O dinheiro público para a tauromaquia em VFX é bem mais que os 270.000,00 € referidos.
A somar a isto temos os 6.000,00 € que a junta de freguesia de Vila Franca de Xira entrega anualmente à "escola" de toureio. Depois há vários custos indirectos não contabilizados, são os apoios logísticos.
São funcionários municipais "desviados" das suas tarefas de serviço público para estar a montar e desmontar eventos tauromáquicos. Ou para estarem a tratar materiais de exposição de tertúlias tauromáquicas.
É o combustível para essas deslocações e para levar meia dúzia de gente à herdade onde se alugam os touros. São os materiais de comunicação. São taxas de publicidade e de emissão de ruído não cobradas a quem cola cartazes por todos o lado, deixa reboques nos passeios e anda com carros velhos a anunciar touradas e poluir a cidade, é mesmo muito mais.
Só quem está cá sabe... e nós sabemos!!!
《Alberto Mesquita revela que “em termos globais, existe um investimento anual de cerca de 270.000,00 €” na tauromaquia, em Vila Franca de Xira, numa entrevista, feita a todos os municípios que integram a Secção de Municípios com Actividade Taurina.

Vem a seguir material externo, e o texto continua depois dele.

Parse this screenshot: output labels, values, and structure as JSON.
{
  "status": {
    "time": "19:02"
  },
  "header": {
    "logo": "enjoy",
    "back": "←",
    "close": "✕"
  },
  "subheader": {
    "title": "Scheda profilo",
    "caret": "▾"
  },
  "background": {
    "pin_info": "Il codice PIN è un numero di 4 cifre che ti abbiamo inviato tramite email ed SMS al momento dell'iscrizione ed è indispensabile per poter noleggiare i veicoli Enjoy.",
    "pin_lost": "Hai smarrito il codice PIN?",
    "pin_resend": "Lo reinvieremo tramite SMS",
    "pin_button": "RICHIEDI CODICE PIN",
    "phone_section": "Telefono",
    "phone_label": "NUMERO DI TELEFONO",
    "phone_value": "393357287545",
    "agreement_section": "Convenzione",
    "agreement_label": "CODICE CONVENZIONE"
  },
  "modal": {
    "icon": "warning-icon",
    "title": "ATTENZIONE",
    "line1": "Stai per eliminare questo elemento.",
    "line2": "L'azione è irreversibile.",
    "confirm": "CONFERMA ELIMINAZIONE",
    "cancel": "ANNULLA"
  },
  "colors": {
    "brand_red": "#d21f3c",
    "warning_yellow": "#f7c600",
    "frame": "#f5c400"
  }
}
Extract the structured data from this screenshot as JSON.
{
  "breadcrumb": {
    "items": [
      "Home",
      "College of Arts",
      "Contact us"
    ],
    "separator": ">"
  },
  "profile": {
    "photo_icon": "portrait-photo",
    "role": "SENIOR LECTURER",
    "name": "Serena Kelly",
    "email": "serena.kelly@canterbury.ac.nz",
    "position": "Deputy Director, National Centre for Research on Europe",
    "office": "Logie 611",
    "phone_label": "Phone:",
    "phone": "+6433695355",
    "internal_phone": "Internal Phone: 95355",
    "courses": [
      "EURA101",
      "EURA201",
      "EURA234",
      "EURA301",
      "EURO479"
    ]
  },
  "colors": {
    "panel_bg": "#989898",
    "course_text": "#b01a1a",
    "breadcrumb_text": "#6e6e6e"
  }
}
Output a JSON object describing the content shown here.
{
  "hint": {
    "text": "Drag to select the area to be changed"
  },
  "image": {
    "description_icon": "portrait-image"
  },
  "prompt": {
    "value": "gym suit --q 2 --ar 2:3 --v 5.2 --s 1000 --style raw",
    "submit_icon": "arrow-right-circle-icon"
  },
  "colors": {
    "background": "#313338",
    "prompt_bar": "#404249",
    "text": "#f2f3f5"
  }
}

O seu município integra a rede de Municípios com Actividade Taurina. Qual a importância da tauromaquia para o município?
A Tauromaquia é um aspecto de extrema importância na afirmação da identidade de Vila Franca de Xira. A elevada participação popular em todas as iniciativas de âmbito tauromáquico, designadamente a Semana da Cultura Tauromáquica ou o Colete Encarnado, expressa de forma inequívoca o valor intrínseco da arte e cultura tauromáquicas no seio da nossa Comunidade. É muito mais do que apenas uma parte da nossa história; é um aspecto profundamente enraizado na nossa Cultura e marca aquilo que somos enquanto povo.

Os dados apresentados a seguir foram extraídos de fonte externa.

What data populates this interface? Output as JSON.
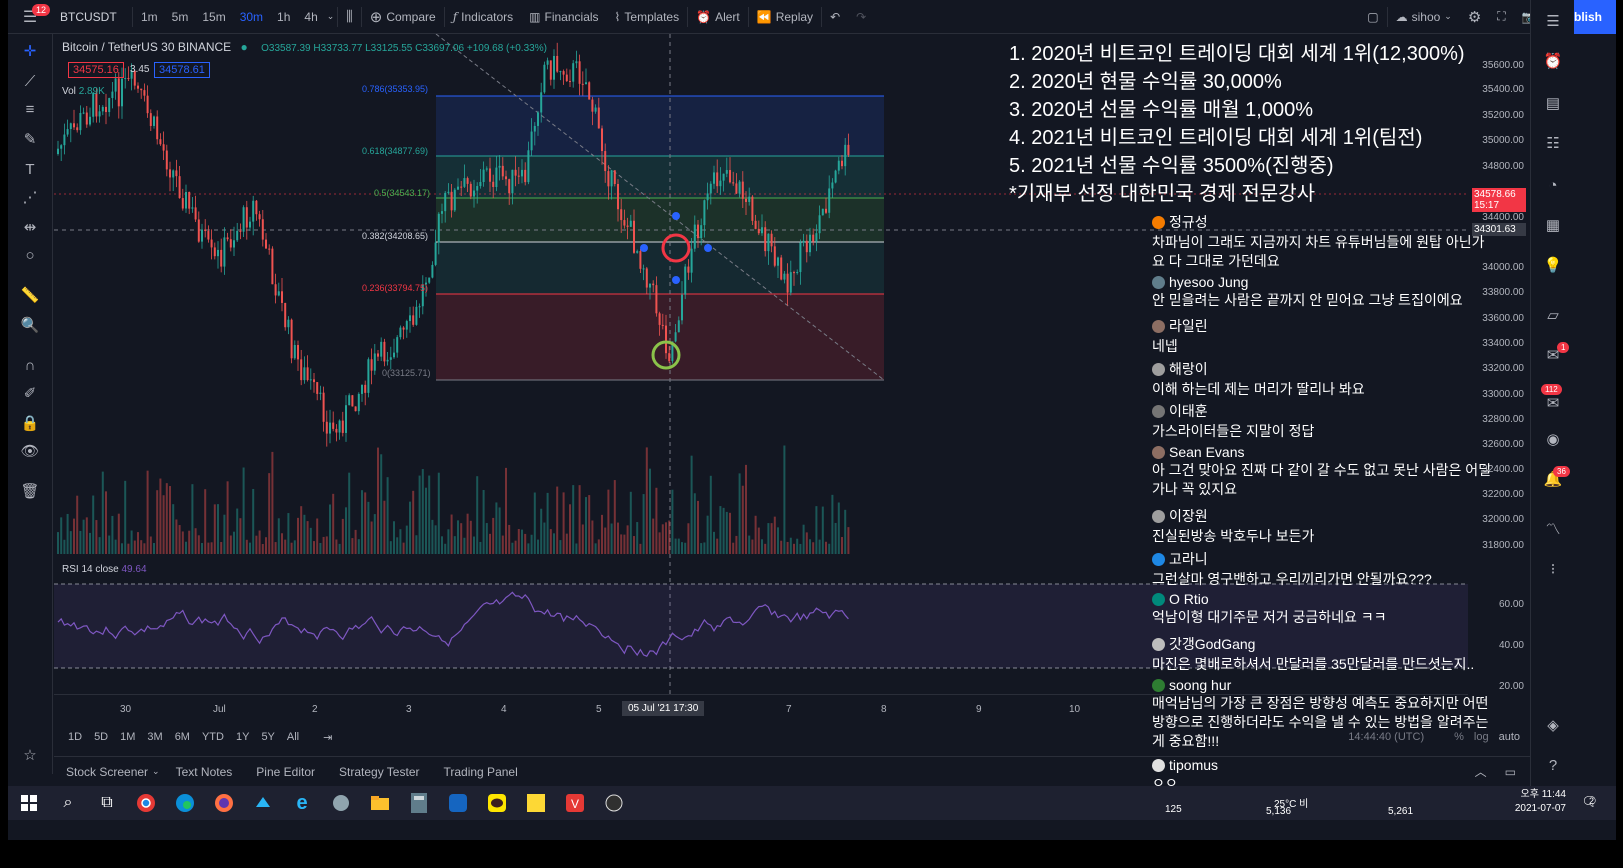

Como reage às manifestações e tentativas de acabar com a tauromaquia quer a nível nacional quer em termos internacionais por alguns grupos?
Consideramos que todos os pontos de vista são legítimos, desde que naturalmente se expressem de forma não-violenta e com respeito pelas demais opiniões divergentes. A democracia tem na sua essência princípios básicos de liberdade e de tolerância que devem ser respeitados acima de tudo.

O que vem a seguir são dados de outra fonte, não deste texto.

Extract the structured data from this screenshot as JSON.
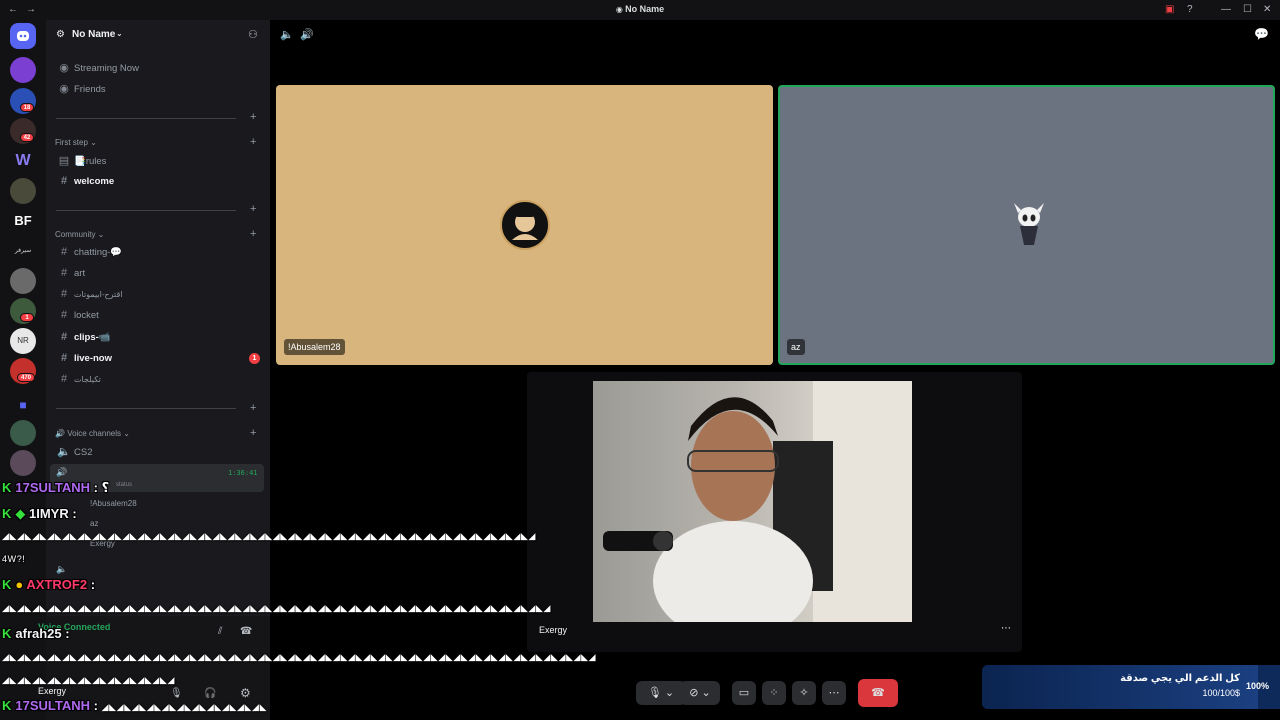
{
  "window": {
    "title": "No Name"
  },
  "server": {
    "name": "No Name"
  },
  "sidebar": {
    "top_items": [
      {
        "label": "Streaming Now"
      },
      {
        "label": "Friends"
      }
    ],
    "categories": {
      "first_step": "First step",
      "community": "Community",
      "voice": "Voice channels"
    },
    "channels": {
      "rules": "📑rules",
      "welcome": "welcome",
      "chatting": "chatting-💬",
      "art": "art",
      "suggestions": "اقترح-ابيموتات",
      "locket": "locket",
      "clips": "clips-📹",
      "live_now": "live-now",
      "live_now_badge": "1",
      "talk": "تكيلجات"
    },
    "voice": {
      "cs2": "CS2",
      "timer": "1:36:41",
      "status": "status",
      "users": [
        "!Abusalem28",
        "az",
        "Exergy"
      ],
      "connected_label": "Voice Connected",
      "self_name": "Exergy"
    }
  },
  "guild_badges": [
    "18",
    "42",
    "1",
    "1",
    "470"
  ],
  "call": {
    "tiles": [
      {
        "name": "!Abusalem28",
        "bg": "#d8b57d"
      },
      {
        "name": "az",
        "bg": "#6c7380"
      },
      {
        "name": "Exergy",
        "bg": "#0d0d0f"
      }
    ]
  },
  "chat_overlay": [
    {
      "user": "17SULTANH",
      "sep": ":",
      "text": "؟",
      "color": "#b06af0"
    },
    {
      "user": "1IMYR",
      "sep": ":",
      "text": "",
      "color": "#f2f3f5"
    },
    {
      "user": "",
      "sep": "",
      "text": "4W?!",
      "color": "#ffffff"
    },
    {
      "user": "AXTROF2",
      "sep": ":",
      "text": "",
      "color": "#ff3a6a"
    },
    {
      "user": "afrah25",
      "sep": ":",
      "text": "",
      "color": "#f2f3f5"
    },
    {
      "user": "17SULTANH",
      "sep": ":",
      "text": "",
      "color": "#b06af0"
    }
  ],
  "donation": {
    "text": "كل الدعم الي يجي صدقة",
    "amount": "100/100$",
    "percent": "100%"
  }
}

Como pode, e deve ser gerida esta questão entre os anti taurinos e os aficionados?
Precisamente, com respeito e bom senso, de todas as partes, pelas opiniões de cada um.
Caso os Municípios venham a tutelar directamente o espectáculo tauromáquico, na sua óptica o que poderia mudar?
Importa sublinhar nesta matéria que o Município de Vila Franca de Xira, tal como outros Municípios com actividade taurina, tem vindo a afirmar reiteradamente que a Tauromaquia é uma tradição multissecular de âmbito nacional, sendo parte integrante do Conselho Nacional de Cultura desde 2010. A tauromaquia constitui, nas suas distintas e diversificadas manifestações, um património rico, vasto e singular da nossa cultura popular. E nessa medida, toda e qualquer legislação que venha a ser produzida neste âmbito deverá garantir a possibilidade de realização de corridas de toiros em todo o território nacional, no Continente ou nas Regiões Autónomas, sem qualquer excepção. Esta é uma matéria onde não deve existir margem para decisões singulares ou casuísticas em cada Município, que seriam nefastas para a coesão cultural nacional. Nessa medida, consideramos que a actual legislação não deve sofrer alterações e que não devem existir entendimentos diferentes, consagrados na lei, sobre o espectáculo tauromáquico enquanto manifestação cultural. É também por tudo isto que o Município de Vila Franca de Xira permanece empenhado na declaração da Tauromaquia como património imaterial nacional.
Na sua ótica e para melhorar um espetáculo tauromáquico, o que se deve alterar?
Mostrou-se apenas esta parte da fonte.